In setting free Dr Besigye, the judge who has since retired, borrowed the words of Lord Brougham’s speech in defence of Queen Caroline 300 years ago, “The evidence before this court is inadequate even to prove a debt-impotent to deprive of a civil right - ridiculous for convicting of the pettiest offence, scandalous if brought forward to support a charge of any grave character, monstrous if to ruin the honour of a man who offered himself as a candidate for the highest office of this country.”

The judge noted that Byabakama had been strong and characteristically forceful in his submissions in the case.
To be fair to him, a prosecutor’s role is like that of a chef. You present him a tray of rotten eggs expecting an omelette, you get precisely that, an awful omelette and so as prosecutor then, the deputy DPP could only do so much in the face of a shabby job by police although in his evaluation of the evidence on the record he is professionally bound to advise the investigators to either do more to close the gaps or simply keep the file in the drawer till you have a water tight case sufficient to prove your case to the golden standard of beyond reasonable doubt.

That is in the ideal considering reports of his direct involvement, crossing the professional line of duty of the office, in meetings with security officers called to assemble exaggerated and concocted evidence in a political case.

The spirit of the case was so obvious that whoever participated in it, perhaps including the judge, knew in their hearts of hearts that this was one of those dirty tricks politicians play when they have a formidable challenge.

Some critics are yet to come to terms with the reality that a man who hang his professional robes, closed his conscience to the body of professional ethics and morality, eventually heading for the sewers, swimming therein with politicians and security personnel hell bent on discrediting a presidential candidate, can fairly preside over the EC in light of his record.

Because of that history, Byabakama is damned if he does, damned if he doesn’t do a thing.
Mr Walubiri defends him saying, “As deputy DPP he was not the DPP and his advice in that case was not binding so it is not fair to judge him based on that case as it is not fair to say he was apmpointed judge as a reward because if you looked around the DPP’s office then and wanted a judge there was no way you could leave him. It wasn’t a favour to appoint him judge and I think if he had remained judge he would have made a good judge. He served for too short a time for us to asses him as a judge.”
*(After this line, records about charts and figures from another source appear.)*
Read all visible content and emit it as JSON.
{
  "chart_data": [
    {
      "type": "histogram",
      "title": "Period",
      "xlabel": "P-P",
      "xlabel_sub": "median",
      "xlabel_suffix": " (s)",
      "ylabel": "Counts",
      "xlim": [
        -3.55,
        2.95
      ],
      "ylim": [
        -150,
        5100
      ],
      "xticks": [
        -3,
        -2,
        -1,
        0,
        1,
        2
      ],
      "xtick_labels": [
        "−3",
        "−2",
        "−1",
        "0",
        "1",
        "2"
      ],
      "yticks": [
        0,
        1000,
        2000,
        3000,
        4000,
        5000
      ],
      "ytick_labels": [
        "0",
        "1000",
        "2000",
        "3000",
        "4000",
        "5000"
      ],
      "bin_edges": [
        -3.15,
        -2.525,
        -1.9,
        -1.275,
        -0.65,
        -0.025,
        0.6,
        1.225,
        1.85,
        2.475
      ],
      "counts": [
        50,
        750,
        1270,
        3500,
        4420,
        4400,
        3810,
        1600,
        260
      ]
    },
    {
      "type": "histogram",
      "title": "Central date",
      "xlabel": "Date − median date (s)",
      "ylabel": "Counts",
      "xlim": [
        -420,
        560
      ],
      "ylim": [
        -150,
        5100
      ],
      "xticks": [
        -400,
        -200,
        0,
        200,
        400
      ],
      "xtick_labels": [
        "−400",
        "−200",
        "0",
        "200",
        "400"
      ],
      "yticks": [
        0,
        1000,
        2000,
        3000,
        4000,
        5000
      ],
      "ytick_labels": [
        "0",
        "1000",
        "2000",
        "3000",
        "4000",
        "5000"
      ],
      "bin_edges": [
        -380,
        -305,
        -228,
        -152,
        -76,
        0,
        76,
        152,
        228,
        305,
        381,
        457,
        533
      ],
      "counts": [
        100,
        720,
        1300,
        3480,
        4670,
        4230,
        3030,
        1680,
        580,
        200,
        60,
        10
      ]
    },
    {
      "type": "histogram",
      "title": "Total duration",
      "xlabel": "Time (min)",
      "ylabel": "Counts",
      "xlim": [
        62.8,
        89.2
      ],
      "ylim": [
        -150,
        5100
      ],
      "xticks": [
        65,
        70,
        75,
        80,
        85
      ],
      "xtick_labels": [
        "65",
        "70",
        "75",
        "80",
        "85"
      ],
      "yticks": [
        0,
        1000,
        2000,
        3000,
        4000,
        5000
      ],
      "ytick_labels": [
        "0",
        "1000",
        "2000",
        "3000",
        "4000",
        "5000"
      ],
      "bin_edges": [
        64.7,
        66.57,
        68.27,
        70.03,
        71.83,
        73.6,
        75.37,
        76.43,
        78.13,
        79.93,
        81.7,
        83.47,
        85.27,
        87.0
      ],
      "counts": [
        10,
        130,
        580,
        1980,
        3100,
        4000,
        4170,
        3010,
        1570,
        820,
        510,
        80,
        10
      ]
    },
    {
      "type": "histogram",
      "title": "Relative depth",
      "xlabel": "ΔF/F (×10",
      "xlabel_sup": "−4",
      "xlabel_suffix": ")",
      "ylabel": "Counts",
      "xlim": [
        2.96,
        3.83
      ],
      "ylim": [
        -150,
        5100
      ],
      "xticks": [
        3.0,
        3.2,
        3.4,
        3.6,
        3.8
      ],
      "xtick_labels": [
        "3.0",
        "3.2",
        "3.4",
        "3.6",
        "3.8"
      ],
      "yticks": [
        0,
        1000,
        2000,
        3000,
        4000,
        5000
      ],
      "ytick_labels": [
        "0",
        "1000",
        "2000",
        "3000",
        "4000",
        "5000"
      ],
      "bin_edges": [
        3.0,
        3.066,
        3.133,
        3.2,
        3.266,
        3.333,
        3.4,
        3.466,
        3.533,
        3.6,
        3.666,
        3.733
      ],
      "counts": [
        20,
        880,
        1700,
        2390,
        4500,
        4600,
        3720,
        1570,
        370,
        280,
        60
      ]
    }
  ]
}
Makerere University history Mwambutsya Ndebesa says, “President Museveni once said those whom he has defeated can as well go and look for land elsewhere and in the last election he said his mission is to obliterate the Opposition. If you have such a strategic goal, you put it in action by appointing a cadre like Byabakama. One would be shocked if he behaved different.”

Funding
Byabakama finds an EC with fairly more funding than his predecessors like Stephen Akabway had, higher staff morale and, as observed by the Supreme Court in previous election petitions, an organisation that has embraced some changes to better organise elections.

In short, the EC has capacity to run a fair electoral contest if it chooses to, the logistical support to do so, and competent staff whose experience and skills have kept improving over the years.
The organisation, compared to the one of 2001, has largely improved with information technology now a central aspect of its operations.

With all these, however, as long as the politics is such that the outcome of electoral processes, as and when the circumstances so dictate, favour a particular ruling group, it matters less, what the chairman does or who he even is.
Mr Walubiri opines that one would have to be a man or woman with a back of steel to stand up to the status quo which is happy to fix processes, including, as Mr Ndebesa says, fixing a chairperson of the commission it is comfortable with to achieve the strategic objectives of those interested in running the State for as long as they still can.